The line-up was amazing, Cast, Dreadzone, Kula Shaker, Ocean Colour Scene, Manic Street Preachers, The Charlatans, The Chemical Brothers and The Prodigy all making way for the Oasis to storm the stage around 9:00. I could waffle about the bands, but they were all great that day, it was just magic and we bounced around for over two hours with 165,000 mates. Nobody I saw inside the gates caused any grief and it goes down as one of the best gigs I’d ever been to.

So after a few moments of reminiscing I put the ticket down and then felt sad.

Over the last few years the humble concert ticket has become a computer-generated print out ticket with the excitement of an Easyjet boarding pass. It’s an A4 piece of white paper that is ripped as you enter the doorway then gone forever.
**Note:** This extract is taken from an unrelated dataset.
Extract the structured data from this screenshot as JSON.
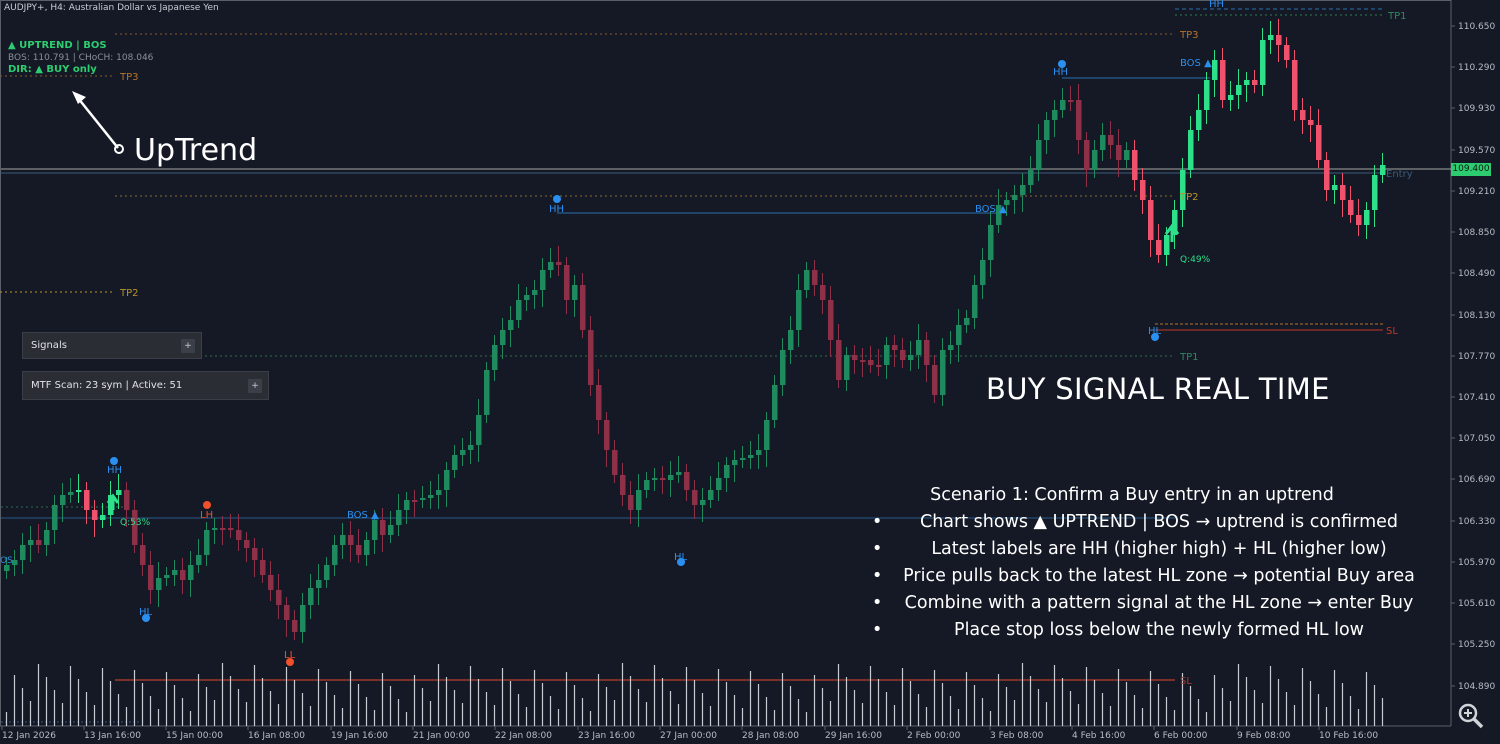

Lost is that one memento, that key to unlock those memories years later is no more. Technology again, for all its greatness has caused us to let go of something that for a lot of us was actually quite special (special enough to store them in a book to keep them flat and unfaded). A simple tiny coloured ticket, be it folded, ripped, soaked or hardly readable, it was the last piece of evidence to a great experience. Something for us poor kids to take back from the gig is gone.

For those who didn’t experience ‘the concert ticket’ they were amazing, colourful, expressive, explosive and just holding them in your hands felt like the event was going to be special. They were printed at a dirty smelly old school print works and they had to be sorted at the venue by hand. They even arrived looking a bit tatty on some occasions. They were alive!

My Arctic Monkeys tickets are now all computer-generated, white, with a great big O2 logo, as big as the Arctic Monkeys one. When did the venue outshine the artist? I’m not paying £50 to sit in an empty arena that’s for sure!

RIP the humble yet important concert ticket.